Na reconstituição do processo histórico é que a posteridade estabeleceu seu significado e lugar históricos. Resumidamente, depois da morte de Elisabete I, em 1603, a reintrodução do catolicismo, através da Casa Real, veio a constituir uma possibilidade efetiva. Desde que Henrique VIII rompeu com o Papa, em 1534, e criara a Igreja Anglicana, ocorrera a conversão para o protestantismo da imensa maioria da população. Num ambiente destes, representava uma temeridade, de parte da Casa Real, dispor-se a enfrentar a ira popular tentando reaproximar-se do Papa.

Foi precisamente o que fez Carlos I, cujo reinado iniciou-se em 1625. Casou-se com uma católica, irmã do rei da França (Luís XIII) o que lhe daria suporte militar. A partir de 1629, deixou de convocar o Parlamento e instaurou governo pessoal. Em 1640 iniciou-se no país a guerra civil, da qual o monarca saiu derrotado. Calos I foi decapitado em 1649, extinguiu-se a monarquia e o poder passou a ser exercido pelo Parlamento.

Essa experiência fracassou completamente. A prática mostrou que o Parlamento não conhecia precisamente sua função. Além disto, entendeu-se que os anglicanos não deviam fazer-se representar, manifestando o entendimento de que a composição do órgão devia ter uma base religiosa. Temerosos de que o país entrasse em colapso, os parlamentares resolvem entregar o poder a Oliver Cromwell (1599-1658), que se destacara no curso da guerra civil, revelando extrema competência militar.

Cromwell tornou-se Lorde Protetor e logo se deu conta da impossibilidade de governar com o Parlamento existente. Dissolveu-o e constituiu um outro, por nomeação pessoal, integrado por gente de sua confiança. De fato, governou como um ditador. Ao falecer, não tendo logrado instaurar uma nova Casa Real, entregando o poder ao filho, restaurou-se a monarquia em 1660. Assumiu o filho do rei decapitado, com o título de Carlos II (reinou até 1685), sendo substituído por Jaime II, abertamente católico e que iniciou esforços para restabelecer a convivência com o Papa.

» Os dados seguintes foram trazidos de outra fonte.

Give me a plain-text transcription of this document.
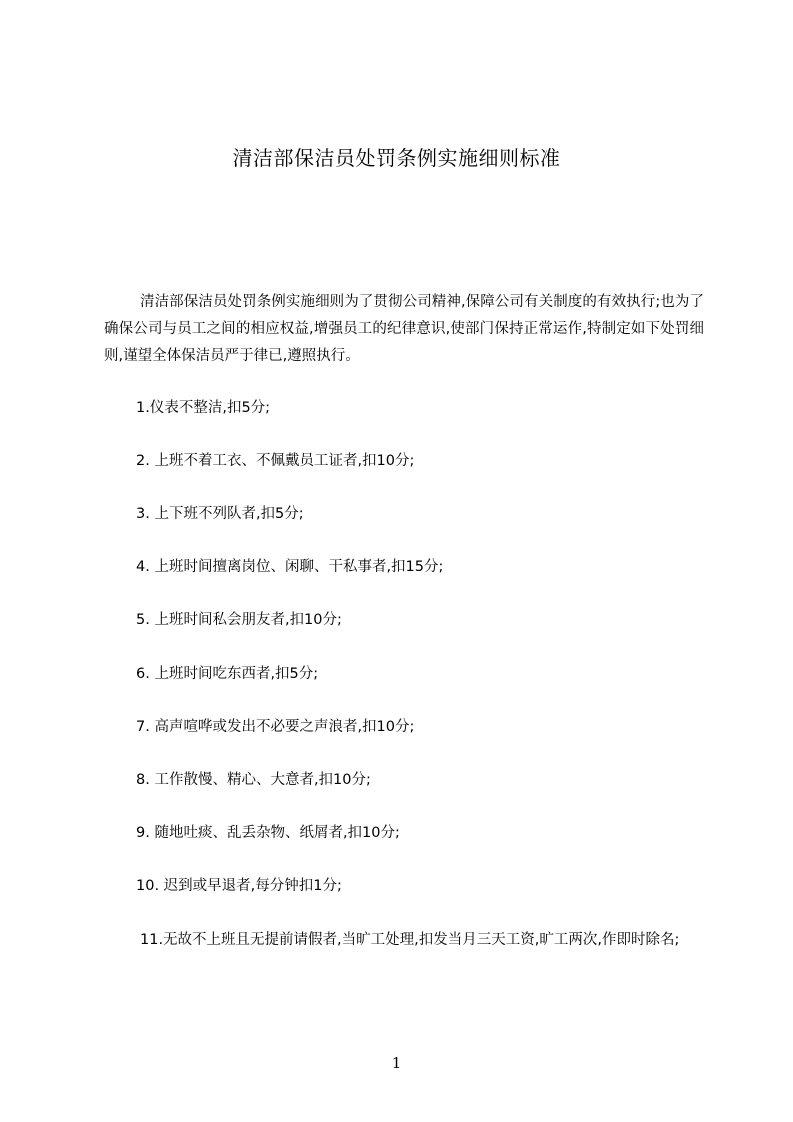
清洁部保洁员处罚条例实施细则标准
清洁部保洁员处罚条例实施细则为了贯彻公司精神,保障公司有关制度的有效执行;也为了确保公司与员工之间的相应权益,增强员工的纪律意识,使部门保持正常运作,特制定如下处罚细则,谨望全体保洁员严于律已,遵照执行。
1.仪表不整洁,扣5分;
2. 上班不着工衣、不佩戴员工证者,扣10分;
3. 上下班不列队者,扣5分;
4. 上班时间擅离岗位、闲聊、干私事者,扣15分;
5. 上班时间私会朋友者,扣10分;
6. 上班时间吃东西者,扣5分;
7. 高声喧哗或发出不必要之声浪者,扣10分;
8. 工作散慢、精心、大意者,扣10分;
9. 随地吐痰、乱丢杂物、纸屑者,扣10分;
10. 迟到或早退者,每分钟扣1分;
11.无故不上班且无提前请假者,当旷工处理,扣发当月三天工资,旷工两次,作即时除名;
1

Objetivamente, todo o sacrifício vivido ao longo do século revelou-se inútil. Parte dos convertidos emigrou em massa para a América. Começou, então, a conspiração para entregar o poder a uma das filhas protestantes de Jaime II, casada com Guilherme de Orange, rei da Holanda, que gozava de grande prestígio na Europa por haver garantido militarmente a independência de seu país e também por assegurar ampla liberdade, tornando o país refúgio dos intelectuais protestantes, perseguidos nas nações católicas.

A conspiração era liderada por Anthony Ashley Cooper, Lorde Shaftesbury (1621-1683), chefe dos whigs – como então se chamavam os liberais – personalidade de grande prestígio e que fora Lorde Chanceler. Locke se ligara a Shaftesbury como médico, o acompanhara ao exílio e, com a sua morte, assumiu a liderança do movimento.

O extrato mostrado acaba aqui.